Clôture de compte bancaire après un décès : la lettre et le mail à envoyer à la banque
Référent socio-professionnel depuis plus de 25 ans dans l’accompagnement de familles confrontées à des démarches administratives complexes, j’ai constaté à quel point le décès d’un proche s’accompagne souvent d’une découverte brutale : le compte bancaire du défunt se bloque du jour au lendemain, parfois avant même que les héritiers n’aient eu le temps de régler les frais d’obsèques. Cet article rassemble la procédure complète, les seuils actualisés 2026 et les modèles de lettre et de mail à envoyer selon votre situation.

L’essentiel en 30 secondes : dès qu’elle est informée du décès, la banque bloque le compte individuel du défunt. Si le solde total est inférieur à 5 965 € et que la succession ne comprend pas de bien immobilier, un héritier peut demander seul la clôture avec une simple attestation signée par tous les héritiers. Au-delà, un acte de notoriété établi par un notaire est indispensable. Les frais de clôture sont plafonnés à 1 % du solde, dans la limite de 857 €, et peuvent être totalement supprimés pour les successions simples.

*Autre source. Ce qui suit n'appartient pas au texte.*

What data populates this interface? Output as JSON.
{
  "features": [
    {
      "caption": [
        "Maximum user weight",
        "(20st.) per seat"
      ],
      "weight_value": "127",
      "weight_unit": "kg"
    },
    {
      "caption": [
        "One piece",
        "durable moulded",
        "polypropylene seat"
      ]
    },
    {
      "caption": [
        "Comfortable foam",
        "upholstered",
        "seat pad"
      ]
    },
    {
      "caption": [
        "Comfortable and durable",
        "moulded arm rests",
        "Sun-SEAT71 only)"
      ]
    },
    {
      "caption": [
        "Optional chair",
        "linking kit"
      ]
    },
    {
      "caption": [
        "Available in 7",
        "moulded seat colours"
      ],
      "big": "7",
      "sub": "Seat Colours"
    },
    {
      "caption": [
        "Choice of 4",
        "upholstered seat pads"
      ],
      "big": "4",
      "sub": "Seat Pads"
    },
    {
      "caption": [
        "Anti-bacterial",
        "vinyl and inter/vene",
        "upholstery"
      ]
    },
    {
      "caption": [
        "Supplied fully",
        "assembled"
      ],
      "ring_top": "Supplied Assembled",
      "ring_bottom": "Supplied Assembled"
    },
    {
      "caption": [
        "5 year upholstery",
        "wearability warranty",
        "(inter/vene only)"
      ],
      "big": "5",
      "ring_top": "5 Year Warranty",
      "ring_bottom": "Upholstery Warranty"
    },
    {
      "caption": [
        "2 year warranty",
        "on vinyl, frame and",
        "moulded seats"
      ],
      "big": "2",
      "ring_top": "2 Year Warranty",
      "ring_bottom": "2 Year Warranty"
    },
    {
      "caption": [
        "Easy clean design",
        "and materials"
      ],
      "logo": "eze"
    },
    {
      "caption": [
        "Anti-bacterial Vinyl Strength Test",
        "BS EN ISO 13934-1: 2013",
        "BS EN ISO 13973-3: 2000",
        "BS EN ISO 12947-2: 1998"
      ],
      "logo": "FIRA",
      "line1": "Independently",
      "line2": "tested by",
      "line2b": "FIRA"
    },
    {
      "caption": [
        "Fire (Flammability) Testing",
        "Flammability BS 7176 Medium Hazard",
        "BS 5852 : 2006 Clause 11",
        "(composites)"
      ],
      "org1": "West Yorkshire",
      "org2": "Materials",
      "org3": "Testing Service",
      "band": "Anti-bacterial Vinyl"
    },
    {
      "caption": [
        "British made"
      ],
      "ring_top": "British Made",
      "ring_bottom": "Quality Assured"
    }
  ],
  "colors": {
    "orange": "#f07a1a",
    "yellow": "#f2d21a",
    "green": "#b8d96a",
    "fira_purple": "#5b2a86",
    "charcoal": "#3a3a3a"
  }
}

J’ai accompagné une famille dont la mère était décédée avec un compte courant crédité de 3 200 € et un livret A de 1 800 €, soit un solde total bien inférieur au seuil de dispense. Les héritiers pensaient donc pouvoir clôturer immédiatement sans notaire. Obstacle imprévu : la banque a exigé, en plus de l’attestation signée par les trois héritiers, la preuve qu’aucun bien immobilier ne figurait dans la succession — un point que la famille n’avait pas anticipé, la défunte étant locataire depuis toujours mais ayant conservé un terrain agricole hérité, non exploité, jamais mentionné nulle part. Il a fallu six semaines supplémentaires pour obtenir un acte de notoriété simplifié, le temps que le notaire confirme que ce terrain entrait bien dans l’actif successoral. Pendant ce délai, un prélèvement d’assurance obsèques a été rejeté faute de fonds disponibles débloqués à temps, générant des frais de rejet que la banque a fini par annuler sur réclamation écrite. Ce cas illustre un piège fréquent : le seuil de 5 965 € ne suffit pas à lui seul, l’absence de bien immobilier doit être vérifiée avec certitude avant d’engager la procédure simplifiée.
Modèles de lettre et de mail pour clôturer un compte bancaire après un décès
Deux documents distincts sont généralement nécessaires : un premier mail ou courrier rapide pour signaler le décès et bloquer le compte, puis une lettre de demande de clôture une fois les documents de succession réunis. Voici les trois modèles à adapter selon votre situation.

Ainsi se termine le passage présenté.